US quartet strikes again


US quartet strikes again

21 July 2002 - The tradition wants that the four relays be run on the final day of the competition.

It was the men’s 4x100m who offered the best technical results with the American team of Ashton Collins, Wes Felix, Ivory Williams and Willie Hordge establishing a new world junior record of 38.92.

The four teenagers became the first ever to dip under the 39-second barrier as the former world best was 39.00 held by another US team of Neal Jessie, Allen Franklin, Stanley Blalock and Dennis Mitchell since 1983.

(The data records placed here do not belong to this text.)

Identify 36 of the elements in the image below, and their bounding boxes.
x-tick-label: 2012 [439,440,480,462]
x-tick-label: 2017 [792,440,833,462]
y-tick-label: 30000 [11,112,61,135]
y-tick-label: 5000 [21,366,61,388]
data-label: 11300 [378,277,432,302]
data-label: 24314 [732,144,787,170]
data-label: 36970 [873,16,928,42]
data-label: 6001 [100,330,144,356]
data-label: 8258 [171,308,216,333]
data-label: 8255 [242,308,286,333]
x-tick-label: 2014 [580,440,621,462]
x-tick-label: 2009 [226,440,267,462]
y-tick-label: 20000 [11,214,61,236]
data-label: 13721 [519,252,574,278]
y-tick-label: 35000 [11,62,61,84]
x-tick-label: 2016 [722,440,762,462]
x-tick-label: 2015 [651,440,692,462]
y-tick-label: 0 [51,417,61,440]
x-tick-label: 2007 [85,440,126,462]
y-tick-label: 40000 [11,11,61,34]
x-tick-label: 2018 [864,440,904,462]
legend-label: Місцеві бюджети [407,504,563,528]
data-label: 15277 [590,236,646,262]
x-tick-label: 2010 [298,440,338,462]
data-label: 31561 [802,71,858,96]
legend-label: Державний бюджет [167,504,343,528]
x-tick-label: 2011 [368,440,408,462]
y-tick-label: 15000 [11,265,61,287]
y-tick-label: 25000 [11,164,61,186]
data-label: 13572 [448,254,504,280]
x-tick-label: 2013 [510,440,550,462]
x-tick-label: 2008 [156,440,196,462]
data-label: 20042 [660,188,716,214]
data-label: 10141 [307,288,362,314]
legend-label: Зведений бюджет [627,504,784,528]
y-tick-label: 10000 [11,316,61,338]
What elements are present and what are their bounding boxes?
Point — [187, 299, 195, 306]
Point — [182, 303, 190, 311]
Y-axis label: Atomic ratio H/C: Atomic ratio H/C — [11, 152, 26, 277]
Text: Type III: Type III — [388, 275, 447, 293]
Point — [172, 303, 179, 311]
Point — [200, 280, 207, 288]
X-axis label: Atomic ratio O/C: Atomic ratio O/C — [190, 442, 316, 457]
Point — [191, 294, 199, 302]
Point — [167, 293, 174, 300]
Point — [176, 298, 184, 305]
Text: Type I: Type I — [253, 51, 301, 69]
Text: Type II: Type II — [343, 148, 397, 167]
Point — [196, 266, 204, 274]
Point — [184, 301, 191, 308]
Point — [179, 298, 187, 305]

The extraordinary performance was the result of the pure talent of the four athletes, the crowd’s massive support and the presence of what the world has best to offer in terms of junior sprinters.

Indeed, the USA had to fight hard to hold off brilliant teams from Jamaica and Trinidad and Tobago.

“We were very confident,” revealed Wes Felix who ran the second leg. “We were all aiming for gold because we know we have talent.”

Felix who was also a bronze medallist in the individual 200m turns 19 today and certainly couldn’t have hoped for a better present.

“These championships have been fantastic for me, two medals and a world record this is my best ever birthday.”

The US quartet admitted they had troubles with their first and second exchanges but were proud of their last exchange which set 100m bronze medallist Hordge on track for gold.

“The only thing that was in my head when I had that relay baton was ‘stop the clock” were Hordge’s simple words.

The tactic was simple and clear as Williams explained: “my job was to hand the relay baton in first position to Willie. I knew that if I did, we would get gold.”

The American sprinters may not have noticed that around them both Trinidad and Jamaica were having great trouble with their exchanges but they certainly couldn’t help hearing the crowd.

“They have been great all week long but tonight was special,” commented Felix. “Jamaica is great”

From the stand former world record holder Leroy Burrell was a happy man. “I am proud of these boys. What they have accomplished is unbelievable. They competed against the best athletes in the world and obtained excellent results. They have just ensured that US sprinting carries on for years to come. They are the future of the sport in our country.”